Le divan d’Istanbul : une histoire paradoxale de l’empire ottoman

 

D’Alger à La Mecque, de Bagdad à Belgrade, l’empire ottoman s’étendait au plus fort de son apogée sur un territoire immense. Ses glorieux sultans s’appelaient Bayezid, qui anéantit les chrétiens à la bataille de Nicopolis en 1396, Mehmed le Conquérant, qui s’empara de Constantinople en 1453, ou Soliman le Magnifique, qui assiégea Vienne en 1529. Cet empire était belliqueux et son régime sous la tyrannie d’un conseil, le « divan », tenu assis ou à cheval, présidé par le sultan. Fondé par un peuple nomade originaire des steppes asiatiques, il recueillit l’hérédité de l’Empire romain d’Orient. Officiellement musulman, il régna sur des millions de sujets chrétiens et accueillit à bras ouverts les exilés juifs chassés par l’intolérante Europe de la Renaissance. Nulle curiosité cependant à l’égard de l’Occident, partagé jusqu’au XVIIIe siècle entre peur et fascination face à ces Barbares qui le menaçaient jusqu’à ses frontières et contre lesquels il lança d’incessantes croisades. Puis, l’histoire s’inversa, et c’est l’État turc, victime d’un modèle désormais archaïque, qui subit à la fin de la Première Guerre mondiale le démantèlement de tous ses territoires par son ancien rival.

À l’heure où l’on se demande si la Turquie, rejetée par l’Union européenne, ne va pas renouer avec la sphère d’influence de l’Empire ottoman, les éditions Payot souhaitent remonter le fil de l’histoire afin de mieux comprendre en quoi la Turquie d’aujourd’hui est l’héritière de cet empire multiforme, multiethnique et multireligieux qui nous demeure largement incompréhensible.

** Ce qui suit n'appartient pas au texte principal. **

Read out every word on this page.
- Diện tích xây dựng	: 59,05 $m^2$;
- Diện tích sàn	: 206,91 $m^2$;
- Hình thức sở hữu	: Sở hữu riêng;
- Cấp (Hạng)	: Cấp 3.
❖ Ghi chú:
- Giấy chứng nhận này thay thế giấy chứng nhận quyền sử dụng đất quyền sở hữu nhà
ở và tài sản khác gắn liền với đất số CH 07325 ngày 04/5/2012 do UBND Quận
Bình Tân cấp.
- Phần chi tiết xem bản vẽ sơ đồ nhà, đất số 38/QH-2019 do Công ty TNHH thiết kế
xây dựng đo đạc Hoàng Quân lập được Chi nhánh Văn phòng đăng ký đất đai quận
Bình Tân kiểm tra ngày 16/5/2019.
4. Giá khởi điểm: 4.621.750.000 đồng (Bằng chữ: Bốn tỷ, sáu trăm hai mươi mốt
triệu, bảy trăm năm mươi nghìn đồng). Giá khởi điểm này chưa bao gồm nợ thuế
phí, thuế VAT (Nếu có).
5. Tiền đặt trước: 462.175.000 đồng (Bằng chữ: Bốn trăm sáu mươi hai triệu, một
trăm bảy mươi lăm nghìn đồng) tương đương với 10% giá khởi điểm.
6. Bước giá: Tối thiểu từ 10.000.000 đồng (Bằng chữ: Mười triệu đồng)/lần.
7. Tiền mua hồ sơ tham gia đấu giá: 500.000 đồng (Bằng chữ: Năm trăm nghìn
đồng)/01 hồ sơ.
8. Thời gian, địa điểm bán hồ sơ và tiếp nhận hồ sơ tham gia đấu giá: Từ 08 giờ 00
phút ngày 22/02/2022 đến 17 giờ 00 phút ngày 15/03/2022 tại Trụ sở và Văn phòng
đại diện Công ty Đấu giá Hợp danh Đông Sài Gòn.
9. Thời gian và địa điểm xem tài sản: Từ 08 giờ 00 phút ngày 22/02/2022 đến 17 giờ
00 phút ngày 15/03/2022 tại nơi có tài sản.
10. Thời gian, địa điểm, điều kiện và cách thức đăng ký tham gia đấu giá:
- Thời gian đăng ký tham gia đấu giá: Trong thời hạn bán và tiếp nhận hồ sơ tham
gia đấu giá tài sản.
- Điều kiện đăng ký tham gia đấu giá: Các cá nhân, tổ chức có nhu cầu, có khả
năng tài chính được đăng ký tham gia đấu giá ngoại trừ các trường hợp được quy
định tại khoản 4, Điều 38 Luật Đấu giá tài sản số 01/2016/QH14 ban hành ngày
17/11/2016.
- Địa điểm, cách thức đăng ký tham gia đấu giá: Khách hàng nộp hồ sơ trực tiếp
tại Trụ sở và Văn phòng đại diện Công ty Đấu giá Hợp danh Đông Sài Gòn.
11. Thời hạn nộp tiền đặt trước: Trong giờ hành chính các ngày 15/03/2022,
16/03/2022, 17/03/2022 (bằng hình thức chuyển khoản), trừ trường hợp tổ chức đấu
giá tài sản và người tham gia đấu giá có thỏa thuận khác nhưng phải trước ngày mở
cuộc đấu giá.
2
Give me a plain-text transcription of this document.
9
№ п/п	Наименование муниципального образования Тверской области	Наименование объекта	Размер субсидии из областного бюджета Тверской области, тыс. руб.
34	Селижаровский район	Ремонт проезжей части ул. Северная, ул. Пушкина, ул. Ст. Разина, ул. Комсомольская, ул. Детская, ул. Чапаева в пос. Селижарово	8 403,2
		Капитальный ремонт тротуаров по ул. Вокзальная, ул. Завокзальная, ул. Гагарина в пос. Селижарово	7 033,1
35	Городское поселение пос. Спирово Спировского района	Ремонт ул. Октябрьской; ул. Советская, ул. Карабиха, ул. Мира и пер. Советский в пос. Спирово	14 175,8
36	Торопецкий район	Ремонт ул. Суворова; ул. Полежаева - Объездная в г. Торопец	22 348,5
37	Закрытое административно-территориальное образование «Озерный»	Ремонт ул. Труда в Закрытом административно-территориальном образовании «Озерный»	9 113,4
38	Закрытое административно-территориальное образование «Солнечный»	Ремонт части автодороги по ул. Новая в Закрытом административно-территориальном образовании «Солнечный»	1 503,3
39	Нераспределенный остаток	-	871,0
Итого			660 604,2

C’est précisément le défi relevé sur dix siècles, des Seldjoukides au XIe siècle à Mustafa Kemal au XXe siècle, par Alessandro Barbero, professeur d’histoire médiévale à l’Université du Piémont Oriental de Vercelli, dans son nouveau livre Le Divan d’Istanbul. Brève histoire de l’empire ottoman, publié par les Éditions Payot le 2 octobre 2013. Avec la rigueur, la vivacité et le talent de plume qui le caractérisent, Alessandro Barbero (La Bataille des Trois Empires, 2012 ; Le Jour des Barbares, 2006) insiste sur les paradoxes d’un empire qui remettent en cause nos certitudes d’Occidentaux et éclaire d’une autre vérité historique un prétendu "choc de civilisation" qui n’aurait pas lieu d’être.